Taylor came into camp this year as one of the main competitors for the utility role that was occupied by Kike Hernandez the past couple of seasons. The one leg up Kike had on Chris Taylor was that he could play center field during games in which Joc Pederson sat out. That advantage seems to have disappeared with Taylor getting 14 innings in center field this spring. He’s only had two putouts but he has shown that he can at least play some center field.
Taylor’s main strength throughout his career has been his solid defensive play as an infielder along with the versatility he provides. He can play shortstop, second base, and third base. However, this spring he also showed the ability to swing the bat a little and get on-base.
The knock on Taylor has always been that he has a weak bat with little to no power. Thus far, however, he has hit .433 with a ridiculous on-base percentage of .575 and an OPS over 1.000. Taylor has gotten thirty at-bats as well, so it’s not like his stats are skewed by only having a handful of at-bats.
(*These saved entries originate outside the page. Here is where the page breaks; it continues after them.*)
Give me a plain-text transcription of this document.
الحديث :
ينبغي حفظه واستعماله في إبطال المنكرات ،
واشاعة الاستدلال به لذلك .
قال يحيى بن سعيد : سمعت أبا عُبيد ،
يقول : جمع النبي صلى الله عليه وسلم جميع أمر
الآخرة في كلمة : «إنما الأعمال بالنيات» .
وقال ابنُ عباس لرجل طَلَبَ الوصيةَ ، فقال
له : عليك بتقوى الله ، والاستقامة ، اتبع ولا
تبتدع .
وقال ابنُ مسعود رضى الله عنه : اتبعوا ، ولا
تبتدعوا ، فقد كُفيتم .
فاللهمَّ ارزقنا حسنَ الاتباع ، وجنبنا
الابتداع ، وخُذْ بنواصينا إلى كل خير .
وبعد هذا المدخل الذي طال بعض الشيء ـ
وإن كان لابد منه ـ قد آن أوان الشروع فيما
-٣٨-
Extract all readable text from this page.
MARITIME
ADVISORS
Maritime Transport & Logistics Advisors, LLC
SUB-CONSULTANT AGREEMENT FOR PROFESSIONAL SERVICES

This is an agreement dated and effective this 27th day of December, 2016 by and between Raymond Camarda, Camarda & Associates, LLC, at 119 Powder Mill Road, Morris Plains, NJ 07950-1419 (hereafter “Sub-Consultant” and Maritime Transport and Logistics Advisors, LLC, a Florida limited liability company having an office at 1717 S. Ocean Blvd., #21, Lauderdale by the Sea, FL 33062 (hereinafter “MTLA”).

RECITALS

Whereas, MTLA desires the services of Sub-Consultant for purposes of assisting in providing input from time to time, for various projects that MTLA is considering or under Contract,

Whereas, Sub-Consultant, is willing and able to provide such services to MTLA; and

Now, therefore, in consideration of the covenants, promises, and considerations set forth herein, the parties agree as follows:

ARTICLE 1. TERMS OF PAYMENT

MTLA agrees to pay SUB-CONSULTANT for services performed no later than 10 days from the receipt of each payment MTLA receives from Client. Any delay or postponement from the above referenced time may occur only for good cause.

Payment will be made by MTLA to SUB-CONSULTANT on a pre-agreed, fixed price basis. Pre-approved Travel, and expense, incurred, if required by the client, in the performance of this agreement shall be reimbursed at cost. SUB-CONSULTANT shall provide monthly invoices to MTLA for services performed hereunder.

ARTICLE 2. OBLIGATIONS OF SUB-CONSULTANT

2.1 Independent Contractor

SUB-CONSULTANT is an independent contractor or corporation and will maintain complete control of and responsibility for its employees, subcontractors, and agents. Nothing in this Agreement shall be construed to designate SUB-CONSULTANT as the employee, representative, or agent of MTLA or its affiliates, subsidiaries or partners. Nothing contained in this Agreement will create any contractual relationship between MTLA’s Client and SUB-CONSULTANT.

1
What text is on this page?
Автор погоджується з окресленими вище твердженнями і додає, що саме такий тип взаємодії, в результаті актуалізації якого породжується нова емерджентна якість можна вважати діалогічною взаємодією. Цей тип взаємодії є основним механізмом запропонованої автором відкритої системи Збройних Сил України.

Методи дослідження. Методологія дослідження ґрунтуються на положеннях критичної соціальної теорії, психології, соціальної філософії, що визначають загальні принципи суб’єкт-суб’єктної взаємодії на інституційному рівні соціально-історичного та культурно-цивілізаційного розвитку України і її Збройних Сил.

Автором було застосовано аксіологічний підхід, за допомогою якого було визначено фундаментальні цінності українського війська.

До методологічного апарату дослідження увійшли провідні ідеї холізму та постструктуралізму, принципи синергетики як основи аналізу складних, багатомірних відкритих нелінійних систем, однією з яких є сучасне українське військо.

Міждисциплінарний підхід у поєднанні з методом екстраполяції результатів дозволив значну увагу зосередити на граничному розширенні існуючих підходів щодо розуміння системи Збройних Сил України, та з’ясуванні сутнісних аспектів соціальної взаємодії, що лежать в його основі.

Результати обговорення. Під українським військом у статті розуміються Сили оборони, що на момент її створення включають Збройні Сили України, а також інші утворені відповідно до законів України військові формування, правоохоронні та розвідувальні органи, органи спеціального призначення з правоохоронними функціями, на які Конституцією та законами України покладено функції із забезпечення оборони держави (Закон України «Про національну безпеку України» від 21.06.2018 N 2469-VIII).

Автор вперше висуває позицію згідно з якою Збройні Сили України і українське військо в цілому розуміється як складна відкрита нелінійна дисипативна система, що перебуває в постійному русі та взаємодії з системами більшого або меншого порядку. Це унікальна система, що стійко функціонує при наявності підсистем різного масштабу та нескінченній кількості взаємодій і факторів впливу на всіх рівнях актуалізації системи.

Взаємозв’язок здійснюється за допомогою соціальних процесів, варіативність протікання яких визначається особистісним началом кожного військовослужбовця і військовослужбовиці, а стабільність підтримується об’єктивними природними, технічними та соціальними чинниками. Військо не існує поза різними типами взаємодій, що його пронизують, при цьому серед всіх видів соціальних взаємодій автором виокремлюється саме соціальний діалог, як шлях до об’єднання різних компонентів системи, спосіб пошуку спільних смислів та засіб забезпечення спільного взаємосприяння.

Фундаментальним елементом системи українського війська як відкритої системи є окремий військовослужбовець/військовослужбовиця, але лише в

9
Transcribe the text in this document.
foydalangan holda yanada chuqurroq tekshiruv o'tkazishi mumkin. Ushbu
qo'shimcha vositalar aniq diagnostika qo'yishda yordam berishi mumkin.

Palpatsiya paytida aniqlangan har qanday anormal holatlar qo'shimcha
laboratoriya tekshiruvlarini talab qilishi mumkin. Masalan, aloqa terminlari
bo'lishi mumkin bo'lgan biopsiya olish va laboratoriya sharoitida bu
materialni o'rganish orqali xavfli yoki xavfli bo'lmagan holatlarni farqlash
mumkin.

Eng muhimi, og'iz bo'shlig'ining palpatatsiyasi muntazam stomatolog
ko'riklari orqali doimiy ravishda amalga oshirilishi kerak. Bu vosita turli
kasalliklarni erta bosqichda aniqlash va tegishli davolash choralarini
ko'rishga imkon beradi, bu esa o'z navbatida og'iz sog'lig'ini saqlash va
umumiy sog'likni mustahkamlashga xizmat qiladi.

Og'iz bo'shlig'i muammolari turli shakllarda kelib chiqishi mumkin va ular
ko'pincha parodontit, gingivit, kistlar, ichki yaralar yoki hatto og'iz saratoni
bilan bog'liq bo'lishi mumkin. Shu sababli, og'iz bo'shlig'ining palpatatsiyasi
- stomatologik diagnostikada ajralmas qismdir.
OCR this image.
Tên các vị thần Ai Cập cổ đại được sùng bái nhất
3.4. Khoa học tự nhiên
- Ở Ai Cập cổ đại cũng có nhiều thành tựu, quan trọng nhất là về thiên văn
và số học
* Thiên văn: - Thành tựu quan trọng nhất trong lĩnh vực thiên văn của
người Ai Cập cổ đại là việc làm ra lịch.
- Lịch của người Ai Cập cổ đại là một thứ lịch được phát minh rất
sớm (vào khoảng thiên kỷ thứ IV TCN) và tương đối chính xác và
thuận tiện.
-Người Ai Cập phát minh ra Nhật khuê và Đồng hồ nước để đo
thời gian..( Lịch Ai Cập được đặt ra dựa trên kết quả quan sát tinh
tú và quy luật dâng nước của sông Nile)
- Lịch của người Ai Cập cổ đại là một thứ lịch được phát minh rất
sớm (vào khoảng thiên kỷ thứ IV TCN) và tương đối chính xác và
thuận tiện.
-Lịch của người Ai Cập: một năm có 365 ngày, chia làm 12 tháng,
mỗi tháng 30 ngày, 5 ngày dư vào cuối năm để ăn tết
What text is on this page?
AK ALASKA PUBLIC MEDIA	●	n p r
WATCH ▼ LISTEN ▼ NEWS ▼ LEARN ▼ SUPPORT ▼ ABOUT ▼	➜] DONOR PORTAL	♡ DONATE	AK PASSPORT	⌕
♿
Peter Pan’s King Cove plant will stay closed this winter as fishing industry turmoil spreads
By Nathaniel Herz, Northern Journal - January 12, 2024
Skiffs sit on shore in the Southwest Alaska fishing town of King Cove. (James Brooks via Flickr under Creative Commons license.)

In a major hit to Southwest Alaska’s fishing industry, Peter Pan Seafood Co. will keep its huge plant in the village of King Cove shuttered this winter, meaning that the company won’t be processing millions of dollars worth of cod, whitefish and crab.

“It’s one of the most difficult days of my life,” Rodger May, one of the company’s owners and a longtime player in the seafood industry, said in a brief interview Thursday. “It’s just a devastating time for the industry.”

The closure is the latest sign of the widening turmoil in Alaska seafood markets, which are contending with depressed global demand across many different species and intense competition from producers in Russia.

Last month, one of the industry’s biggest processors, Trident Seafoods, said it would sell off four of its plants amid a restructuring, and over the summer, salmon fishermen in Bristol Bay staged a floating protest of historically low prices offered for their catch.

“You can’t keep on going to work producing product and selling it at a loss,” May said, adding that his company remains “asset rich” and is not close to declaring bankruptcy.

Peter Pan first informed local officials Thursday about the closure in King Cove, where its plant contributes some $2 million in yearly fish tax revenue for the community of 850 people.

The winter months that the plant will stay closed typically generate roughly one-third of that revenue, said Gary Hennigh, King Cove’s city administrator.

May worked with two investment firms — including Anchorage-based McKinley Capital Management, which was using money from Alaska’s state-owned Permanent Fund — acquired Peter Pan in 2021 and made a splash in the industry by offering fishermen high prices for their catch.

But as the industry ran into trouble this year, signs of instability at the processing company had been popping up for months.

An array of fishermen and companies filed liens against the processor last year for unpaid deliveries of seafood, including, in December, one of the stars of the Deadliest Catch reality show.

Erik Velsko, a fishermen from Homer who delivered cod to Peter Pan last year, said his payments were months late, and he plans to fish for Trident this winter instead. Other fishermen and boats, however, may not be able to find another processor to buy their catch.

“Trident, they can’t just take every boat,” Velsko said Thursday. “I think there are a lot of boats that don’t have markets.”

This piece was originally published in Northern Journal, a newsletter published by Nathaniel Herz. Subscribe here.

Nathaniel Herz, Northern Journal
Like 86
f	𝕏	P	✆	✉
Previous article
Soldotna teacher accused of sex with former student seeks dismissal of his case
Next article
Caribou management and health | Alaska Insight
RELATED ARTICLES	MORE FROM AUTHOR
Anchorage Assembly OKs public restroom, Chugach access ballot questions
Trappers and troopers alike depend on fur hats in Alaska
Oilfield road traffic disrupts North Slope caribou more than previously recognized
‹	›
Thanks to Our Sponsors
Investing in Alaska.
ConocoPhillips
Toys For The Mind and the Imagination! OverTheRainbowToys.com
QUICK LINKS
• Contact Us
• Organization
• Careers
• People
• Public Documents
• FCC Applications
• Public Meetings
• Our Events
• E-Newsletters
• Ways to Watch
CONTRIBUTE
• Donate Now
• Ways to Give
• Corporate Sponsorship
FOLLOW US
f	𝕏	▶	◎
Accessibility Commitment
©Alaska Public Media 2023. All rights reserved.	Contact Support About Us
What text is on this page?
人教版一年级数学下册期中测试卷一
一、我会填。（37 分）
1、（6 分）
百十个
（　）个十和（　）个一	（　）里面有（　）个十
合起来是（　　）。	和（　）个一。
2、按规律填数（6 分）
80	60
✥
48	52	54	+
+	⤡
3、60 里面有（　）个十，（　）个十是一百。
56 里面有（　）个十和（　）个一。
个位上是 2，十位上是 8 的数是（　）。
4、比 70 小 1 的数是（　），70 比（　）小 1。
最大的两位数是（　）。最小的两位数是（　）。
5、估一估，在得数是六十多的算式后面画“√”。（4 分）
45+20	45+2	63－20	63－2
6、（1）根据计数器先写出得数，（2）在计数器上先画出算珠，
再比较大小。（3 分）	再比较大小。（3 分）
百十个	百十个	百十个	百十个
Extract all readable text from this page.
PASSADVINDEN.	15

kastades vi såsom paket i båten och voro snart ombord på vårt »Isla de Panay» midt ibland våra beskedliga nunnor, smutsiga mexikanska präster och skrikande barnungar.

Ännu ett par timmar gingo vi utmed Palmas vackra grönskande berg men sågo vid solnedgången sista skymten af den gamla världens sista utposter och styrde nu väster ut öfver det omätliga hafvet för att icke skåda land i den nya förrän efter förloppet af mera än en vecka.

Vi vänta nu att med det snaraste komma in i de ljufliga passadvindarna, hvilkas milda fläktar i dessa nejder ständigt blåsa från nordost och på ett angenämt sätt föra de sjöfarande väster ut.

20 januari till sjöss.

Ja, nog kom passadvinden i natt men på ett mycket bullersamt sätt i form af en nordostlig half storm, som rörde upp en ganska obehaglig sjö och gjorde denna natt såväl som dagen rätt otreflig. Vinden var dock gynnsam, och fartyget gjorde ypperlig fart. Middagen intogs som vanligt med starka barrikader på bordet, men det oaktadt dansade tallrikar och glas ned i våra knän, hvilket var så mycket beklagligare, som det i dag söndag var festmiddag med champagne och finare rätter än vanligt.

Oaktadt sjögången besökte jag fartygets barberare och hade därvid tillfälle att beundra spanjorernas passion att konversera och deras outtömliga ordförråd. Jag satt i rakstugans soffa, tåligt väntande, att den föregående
Like Kike Hernandez, Chris Taylor does have options remaining, so the Dodgers could option him to AAA if they do not pick him for the super utility role.
It remains to be determined if Taylor can overtake fan favorite Kike Hernandez for the utility and backup shortstop role on the bench. If anything, his play has shown that Dave Roberts will have a tough decision to make at the end of spring training.